Sinner a eu gain de cause, mais Moore et Halep n’ont pas eu gain de cause, et le rejet de leurs appels a été à l’origine de l’annonce publique d’une suspension provisoire. Moore a manqué 19 mois. Halep a manqué la même période mais est revenue après que le Tribunal arbitral du sport (TAS) a réduit sa suspension de quatre ans (imposée par l’ITIA) à neuf mois rétroactifs. Le TAS n’a pas fourni de motifs écrits complets pour cette réduction.
Entre-temps, Marco Bortolotti, un joueur de double italien classé 87e, son meilleur classement en carrière, a évité une interdiction cette année lorsque, comme son compatriote, il a été convenu qu’il n’avait commis aucune faute ou négligence pour son AAF pour le clostebol.

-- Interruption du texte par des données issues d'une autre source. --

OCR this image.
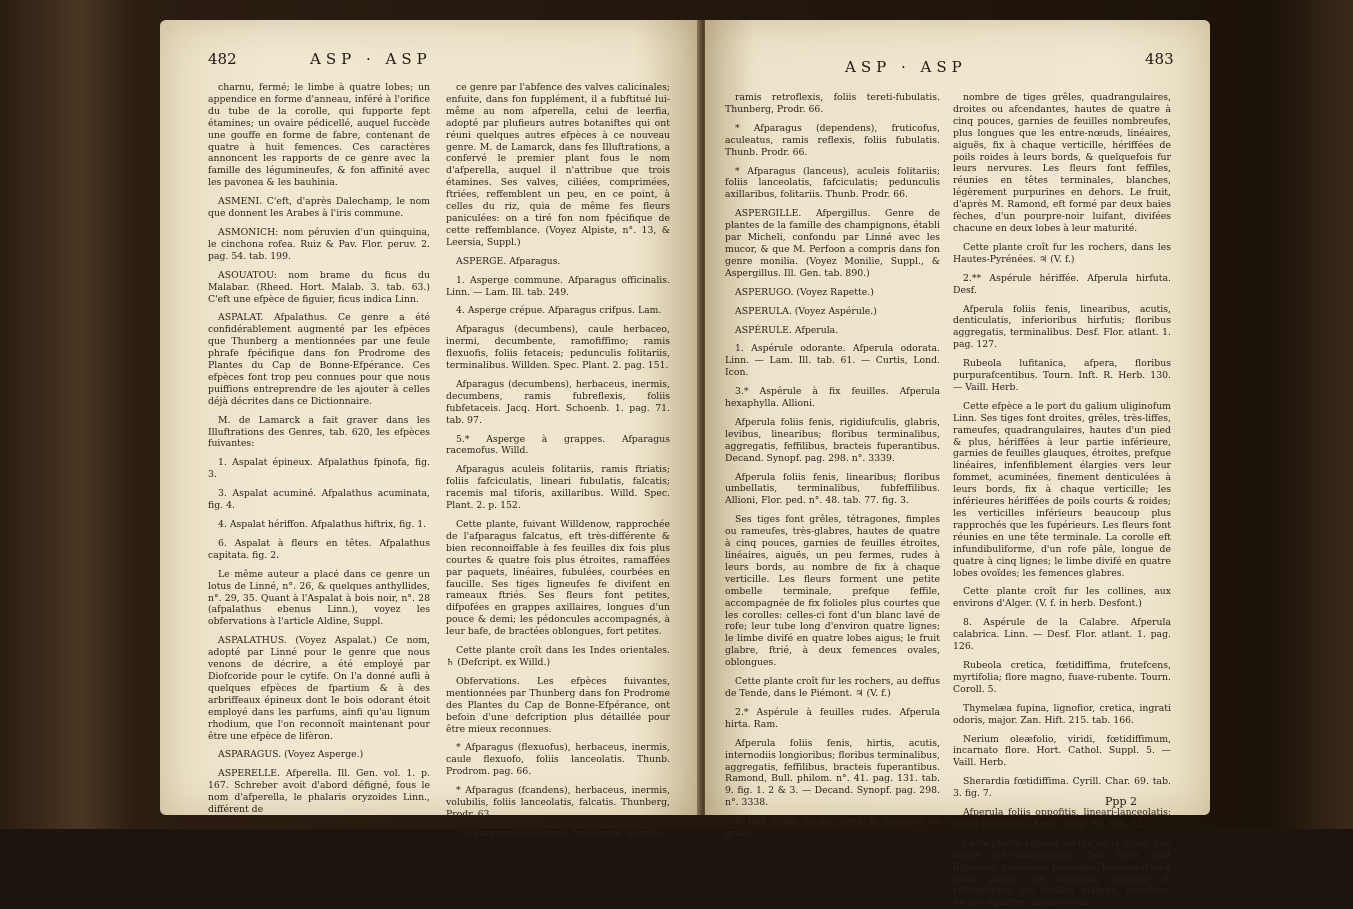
482	ASP · ASP

charnu, fermé; le limbe à quatre lobes; un appendice en forme d'anneau, inféré à l'orifice du tube de la corolle, qui fupporte fept étamines; un ovaire pédicellé, auquel fuccède une gouffe en forme de fabre, contenant de quatre à huit femences. Ces caractères annoncent les rapports de ce genre avec la famille des légumineufes, & fon affinité avec les pavonea & les bauhinia.

ASMENI. C'eft, d'après Dalechamp, le nom que donnent les Arabes à l'iris commune.

ASMONICH: nom péruvien d'un quinquina, le cinchona rofea. Ruiz & Pav. Flor. peruv. 2. pag. 54. tab. 199.

ASOUATOU: nom brame du ficus du Malabar. (Rheed. Hort. Malab. 3. tab. 63.) C'eft une efpèce de figuier, ficus indica Linn.

ASPALAT. Afpalathus. Ce genre a été confidérablement augmenté par les efpèces que Thunberg a mentionnées par une feule phrafe fpécifique dans fon Prodrome des Plantes du Cap de Bonne-Efpérance. Ces efpèces font trop peu connues pour que nous puiffions entreprendre de les ajouter à celles déjà décrites dans ce Dictionnaire.

M. de Lamarck a fait graver dans les Illuftrations des Genres, tab. 620, les efpèces fuivantes:

1. Aspalat épineux. Afpalathus fpinofa, fig. 3.

3. Aspalat acuminé. Afpalathus acuminata, fig. 4.

4. Aspalat hériffon. Afpalathus hiftrix, fig. 1.

6. Aspalat à fleurs en têtes. Afpalathus capitata. fig. 2.

Le même auteur a placé dans ce genre un lotus de Linné, n°. 26, & quelques anthyllides, n°. 29, 35. Quant à l'Aspalat à bois noir, n°. 28 (afpalathus ebenus Linn.), voyez les obfervations à l'article Aldine, Suppl.

ASPALATHUS. (Voyez Aspalat.) Ce nom, adopté par Linné pour le genre que nous venons de décrire, a été employé par Diofcoride pour le cytife. On l'a donné aufli à quelques efpèces de fpartium & à des arbriffeaux épineux dont le bois odorant étoit employé dans les parfums, ainfi qu'au lignum rhodium, que l'on reconnoît maintenant pour être une efpèce de lifèron.

ASPARAGUS. (Voyez Asperge.)

ASPERELLE. Afperella. Ill. Gen. vol. 1. p. 167. Schreber avoit d'abord défigné, fous le nom d'afperella, le phalaris oryzoides Linn., différent de

ce genre par l'abfence des valves calicinales; enfuite, dans fon fupplément, il a fubftitué lui-même au nom afperella, celui de leerfia, adopté par plufieurs autres botaniftes qui ont réuni quelques autres efpèces à ce nouveau genre. M. de Lamarck, dans fes Illuftrations, a confervé le premier plant fous le nom d'afperella, auquel il n'attribue que trois étamines. Ses valves, ciliées, comprimées, ftriées, reffemblent un peu, en ce point, à celles du riz, quia de même fes fleurs paniculées: on a tiré fon nom fpécifique de cette reffemblance. (Voyez Alpiste, n°. 13, & Leersia, Suppl.)

ASPERGE. Afparagus.

1. Asperge commune. Afparagus officinalis. Linn. — Lam. Ill. tab. 249.

4. Asperge crépue. Afparagus crifpus. Lam.

Afparagus (decumbens), caule herbaceo, inermi, decumbente, ramofiffimo; ramis flexuofis, foliis fetaceis; pedunculis folitariis, terminalibus. Willden. Spec. Plant. 2. pag. 151.

Afparagus (decumbens), herbaceus, inermis, decumbens, ramis fubreflexis, foliis fubfetaceis. Jacq. Hort. Schoenb. 1. pag. 71. tab. 97.

5.* Asperge à grappes. Afparagus racemofus. Willd.

Afparagus aculeis folitariis, ramis ftriatis; foliis fafciculatis, lineari fubulatis, falcatis; racemis mal tiforis, axillaribus. Willd. Spec. Plant. 2. p. 152.

Cette plante, fuivant Willdenow, rapprochée de l'afparagus falcatus, eft très-différente & bien reconnoiffable à fes feuilles dix fois plus courtes & quatre fois plus étroites, ramaffées par paquets, linéaires, fubulées, courbées en faucille. Ses tiges ligneufes fe divifent en rameaux ftriés. Ses fleurs font petites, difpofées en grappes axillaires, longues d'un pouce & demi; les pédoncules accompagnés, à leur bafe, de bractées oblongues, fort petites.

Cette plante croît dans les Indes orientales. ♄ (Defcript. ex Willd.)

Obfervations. Les efpèces fuivantes, mentionnées par Thunberg dans fon Prodrome des Plantes du Cap de Bonne-Efpérance, ont befoin d'une defcription plus détaillée pour être mieux reconnues.

* Afparagus (flexuofus), herbaceus, inermis, caule flexuofo, foliis lanceolatis. Thunb. Prodrom. pag. 66.

* Afparagus (fcandens), herbaceus, inermis, volubilis, foliis lanceolatis, falcatis. Thunberg, Prodr. 63.

* Afparagus (fubulatus), frutefcens, inermis,

ASP · ASP	483

ramis retroflexis, foliis tereti-fubulatis. Thunberg, Prodr. 66.

* Afparagus (dependens), fruticofus, aculeatus, ramis reflexis, foliis fubulatis. Thunb. Prodr. 66.

* Afparagus (lanceus), aculeis folitariis; foliis lanceolatis, fafciculatis; pedunculis axillaribus, folitariis. Thunb. Prodr. 66.

ASPERGILLE. Afpergillus. Genre de plantes de la famille des champignons, établi par Micheli, confondu par Linné avec les mucor, & que M. Perfoon a compris dans fon genre monilia. (Voyez Monilie, Suppl., & Aspergillus. Ill. Gen. tab. 890.)

ASPERUGO. (Voyez Rapette.)

ASPERULA. (Voyez Aspérule.)

ASPÉRULE. Afperula.

1. Aspérule odorante. Afperula odorata. Linn. — Lam. Ill. tab. 61. — Curtis, Lond. Icon.

3.* Aspérule à fix feuilles. Afperula hexaphylla. Allioni.

Afperula foliis fenis, rigidiufculis, glabris, levibus, linearibus; floribus terminalibus, aggregatis, feffilibus, bracteis fuperantibus. Decand. Synopf. pag. 298. n°. 3339.

Afperula foliis fenis, linearibus; floribus umbellatis, terminalibus, fubfeffilibus. Allioni, Flor. ped. n°. 48. tab. 77. fig. 3.

Ses tiges font grêles, tétragones, fimples ou rameufes, très-glabres, hautes de quatre à cinq pouces, garnies de feuilles étroites, linéaires, aiguës, un peu fermes, rudes à leurs bords, au nombre de fix à chaque verticille. Les fleurs forment une petite ombelle terminale, prefque feffile, accompagnée de fix folioles plus courtes que les corolles: celles-ci font d'un blanc lavé de rofe; leur tube long d'environ quatre lignes; le limbe divifé en quatre lobes aigus; le fruit glabre, ftrié, à deux femences ovales, oblongues.

Cette plante croît fur les rochers, au deffus de Tende, dans le Piémont. ♃ (V. f.)

2.* Aspérule à feuilles rudes. Afperula hirta. Ram.

Afperula foliis fenis, hirtis, acutis, internodiis longioribus; floribus terminalibus, aggregatis, feffilibus, bracteis fuperantibus. Ramond, Bull. philom. n°. 41. pag. 131. tab. 9. fig. 1. 2 & 3. — Decand. Synopf. pag. 298. n°. 3338.

Il fort d'une racine forte & ligneufe un grand

nombre de tiges grêles, quadrangulaires, droites ou afcendantes, hautes de quatre à cinq pouces, garnies de feuilles nombreufes, plus longues que les entre-nœuds, linéaires, aiguës, fix à chaque verticille, hériffées de poils roides à leurs bords, & quelquefois fur leurs nervures. Les fleurs font feffiles, réunies en têtes terminales, blanches, légèrement purpurines en dehors. Le fruit, d'après M. Ramond, eft formé par deux baies fèches, d'un pourpre-noir luifant, divifées chacune en deux lobes à leur maturité.

Cette plante croît fur les rochers, dans les Hautes-Pyrénées. ♃ (V. f.)

2.** Aspérule hériffée. Afperula hirfuta. Desf.

Afperula foliis fenis, linearibus, acutis, denticulatis, inferioribus hirfutis; floribus aggregatis, terminalibus. Desf. Flor. atlant. 1. pag. 127.

Rubeola lufitanica, afpera, floribus purpurafcentibus. Tourn. Inft. R. Herb. 130. — Vaill. Herb.

Cette efpèce a le port du galium uliginofum Linn. Ses tiges font droites, grêles, très-liffes, rameufes, quadrangulaires, hautes d'un pied & plus, hériffées à leur partie inférieure, garnies de feuilles glauques, étroites, prefque linéaires, infenfiblement élargies vers leur fommet, acuminées, finement denticulées à leurs bords, fix à chaque verticille; les inférieures hériffées de poils courts & roides; les verticilles inférieurs beaucoup plus rapprochés que les fupérieurs. Les fleurs font réunies en une tête terminale. La corolle eft infundibuliforme, d'un rofe pâle, longue de quatre à cinq lignes; le limbe divifé en quatre lobes ovoïdes; les femences glabres.

Cette plante croît fur les collines, aux environs d'Alger. (V. f. in herb. Desfont.)

8. Aspérule de la Calabre. Afperula calabrica. Linn. — Desf. Flor. atlant. 1. pag. 126.

Rubeola cretica, fœtidiffima, frutefcens, myrtifolia; flore magno, fuave-rubente. Tourn. Coroll. 5.

Thymelæa fupina, lignofior, cretica, ingrati odoris, major. Zan. Hift. 215. tab. 166.

Nerium oleæfolio, viridi, fœtidiffimum, incarnato flore. Hort. Cathol. Suppl. 5. — Vaill. Herb.

Sherardia fœtidiffima. Cyrill. Char. 69. tab. 3. fig. 7.

Afperula foliis oppofitis, lineari-lanceolatis; caule fruticofo. Lhérit. Stirp. 65. tab. 32.

Cette plante répand, lorfqu'on la broie, une odeur très-défagréable. Ses tiges font ligneufes, couchées, rameufes, longues d'un à deux pieds; les rameaux oppofés & cylindriques; les feuilles glabres, oppofées, un peu épaiffes, linéaires-lan-

Ppp 2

Deux autres joueurs italiens, Matilde Paoletti et Mariano Tammaro, alors âgés de 17 ans, ont été contrôlés positifs au clostebol en 2021. Le même processus a été suivi : suspension provisoire obligatoire, appel, enquête, explication, tribunal. Paoletti a été jugée « sans faute ni négligence », mais Tammaro a été suspendu deux ans. Différents cas ont eu des résultats différents. Un autre Italien, Stefano Battaglino, a été suspendu quatre ans en novembre dernier après avoir été contrôlé positif au clostebol et un tribunal indépendant a conclu que les violations des règles antidopage étaient intentionnelles.

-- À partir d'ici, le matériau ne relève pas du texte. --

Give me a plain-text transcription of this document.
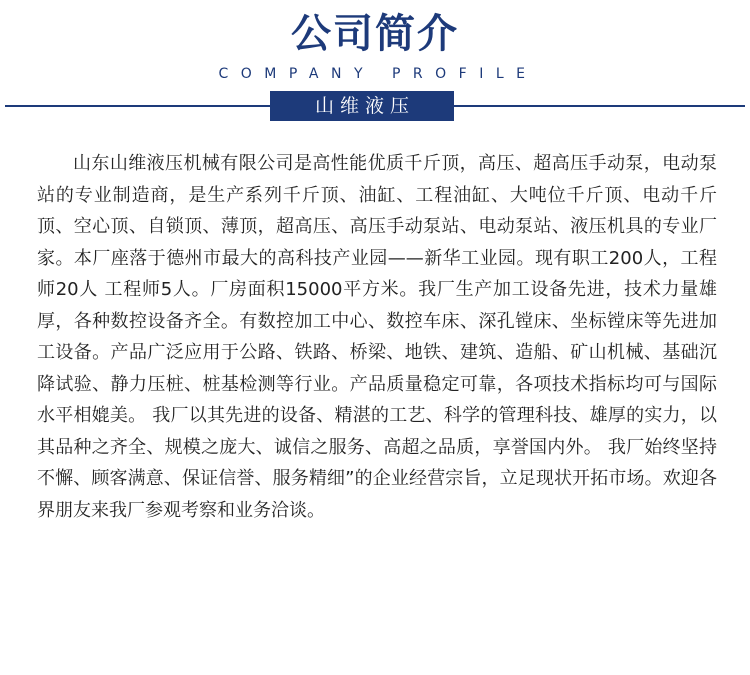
公司简介
COMPANY PROFILE
山维液压

山东山维液压机械有限公司是高性能优质千斤顶，高压、超高压手动泵，电动泵站的专业制造商，是生产系列千斤顶、油缸、工程油缸、大吨位千斤顶、电动千斤顶、空心顶、自锁顶、薄顶，超高压、高压手动泵站、电动泵站、液压机具的专业厂家。本厂座落于德州市最大的高科技产业园——新华工业园。现有职工200人，工程师20人 工程师5人。厂房面积15000平方米。我厂生产加工设备先进，技术力量雄厚，各种数控设备齐全。有数控加工中心、数控车床、深孔镗床、坐标镗床等先进加工设备。产品广泛应用于公路、铁路、桥梁、地铁、建筑、造船、矿山机械、基础沉降试验、静力压桩、桩基检测等行业。产品质量稳定可靠，各项技术指标均可与国际水平相媲美。 我厂以其先进的设备、精湛的工艺、科学的管理科技、雄厚的实力，以其品种之齐全、规模之庞大、诚信之服务、高超之品质，享誉国内外。 我厂始终坚持不懈、顾客满意、保证信誉、服务精细”的企业经营宗旨，立足现状开拓市场。欢迎各界朋友来我厂参观考察和业务洽谈。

En ce qui concerne la manière dont les enquêtes sont menées, les cas diffèrent dans leurs preuves et leur complexité. Cela n’enlève rien au sentiment que les joueurs sont traités différemment, ou que Sinner a échappé à ce que Moore, Halep (double championne de Grand Chelem et ancienne numéro 1 mondiale) et d’autres joueurs ont enduré. L’un des avantages d’être un nom d’élite du tennis est certainement un facteur ici : l’accès financier à une assistance juridique rapide et la capacité à mobiliser des ressources rapidement. Les réactions des joueurs sont dirigées vers Sinner parce que c’est lui le joueur en question mais, en fin de compte, ils montrent leurs sentiments envers les systèmes du tennis.
En fin de compte, Sinner jouera désormais à l’US Open à partir de lundi, où il bénéficiera probablement du calendrier le plus pratique et de tous les autres privilèges dont jouissent les meilleurs joueurs. Reste à voir comment ses collègues professionnels l’accueilleront.